Group releases another anti-KOZ report

The Center City Owners Association, an organization comprised of 26 owners of Philadelphia buildings that represent almost 70 percent of Center City office space, has released a study indicating a Keystone Opportunity Zone in Center City could lead to s substantial revenue loss for the city.

This is the third report the group has issued in its ongoing battle against a tax-free zone at 17th Street and John F. Kennedy Boulevard where Liberty Property Trust wants to build an office complex called One Pennsylvania Plaza with Comcast Corp. as the anchor tenant.
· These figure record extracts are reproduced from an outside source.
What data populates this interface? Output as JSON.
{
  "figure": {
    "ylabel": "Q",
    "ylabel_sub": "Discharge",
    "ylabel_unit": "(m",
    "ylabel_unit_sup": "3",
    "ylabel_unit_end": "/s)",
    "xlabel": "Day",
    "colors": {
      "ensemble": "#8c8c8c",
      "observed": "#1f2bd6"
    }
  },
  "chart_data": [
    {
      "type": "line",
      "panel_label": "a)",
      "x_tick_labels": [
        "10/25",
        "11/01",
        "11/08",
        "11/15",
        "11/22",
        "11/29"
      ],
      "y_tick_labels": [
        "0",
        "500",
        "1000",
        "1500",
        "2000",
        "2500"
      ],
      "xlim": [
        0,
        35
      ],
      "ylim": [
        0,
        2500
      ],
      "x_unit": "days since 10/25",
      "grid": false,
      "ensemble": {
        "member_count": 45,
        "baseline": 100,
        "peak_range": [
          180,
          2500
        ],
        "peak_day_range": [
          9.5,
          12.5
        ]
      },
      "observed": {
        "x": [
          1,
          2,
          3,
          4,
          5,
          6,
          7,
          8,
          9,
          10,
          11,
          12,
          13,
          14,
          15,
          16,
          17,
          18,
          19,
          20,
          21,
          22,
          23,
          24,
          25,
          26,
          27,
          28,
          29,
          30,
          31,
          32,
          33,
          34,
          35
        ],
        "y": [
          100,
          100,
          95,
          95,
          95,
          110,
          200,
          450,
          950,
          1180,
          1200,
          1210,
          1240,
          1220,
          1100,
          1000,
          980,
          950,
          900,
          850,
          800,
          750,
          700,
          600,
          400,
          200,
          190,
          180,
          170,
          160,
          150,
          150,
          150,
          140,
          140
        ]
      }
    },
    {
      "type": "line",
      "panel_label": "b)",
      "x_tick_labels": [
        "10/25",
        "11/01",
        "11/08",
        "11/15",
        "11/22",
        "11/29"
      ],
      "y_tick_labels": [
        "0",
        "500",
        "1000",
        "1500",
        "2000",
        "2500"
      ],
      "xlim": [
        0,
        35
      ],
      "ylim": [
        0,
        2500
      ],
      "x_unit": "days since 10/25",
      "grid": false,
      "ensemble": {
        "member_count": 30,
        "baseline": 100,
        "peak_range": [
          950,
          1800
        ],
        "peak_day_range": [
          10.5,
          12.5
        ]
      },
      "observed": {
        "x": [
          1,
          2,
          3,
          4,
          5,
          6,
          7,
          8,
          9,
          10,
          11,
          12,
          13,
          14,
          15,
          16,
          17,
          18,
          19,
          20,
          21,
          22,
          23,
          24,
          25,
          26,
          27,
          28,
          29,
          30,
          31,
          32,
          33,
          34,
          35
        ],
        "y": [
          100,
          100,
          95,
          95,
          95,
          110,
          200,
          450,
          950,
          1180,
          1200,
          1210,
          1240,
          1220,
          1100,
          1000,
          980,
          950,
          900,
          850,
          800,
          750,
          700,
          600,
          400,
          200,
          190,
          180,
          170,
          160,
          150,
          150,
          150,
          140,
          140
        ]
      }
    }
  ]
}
Liberty and Comcast want the KOZ designation for the site, saying that will help the cable company grow thousands of jobs in the city. Liberty has commissioned two economic impact reports that concluded the city would not lose revenues but gain in light of the job growth brought by Comcast.

The new report, called "The Potential Fiscal Consequences of KOIZs on the Downtown Philadelphia Office Market," was completed by Kevin C. Gillen , an economist at the Wharton School of the University of Pennsylvania, for the owners' association.

The report takes into account the impact of Cira Centre, a building adjacent to 30th Street Station that is designated as a KOZ, the historical rate of job losses in the city as well as vacancy rates.

The report concluded:

  • The addition of Cira Centre and One Pennsylvania Place will bring a $44 million loss of tax revenues yearly throughout life of the tax-free zone;
  • The School District of Philadelphia stands to lose at least $20 million per year in lost property taxes; and
  • If Philadelphia were to continue to experience a loss of downtown companies at the same rate since 1990, which equates to about 2,100 people per year, the total annual loss from current levels of revenue collection is predicted to be nearly $91 million per year in each year of the opportunity zone's life through 2013.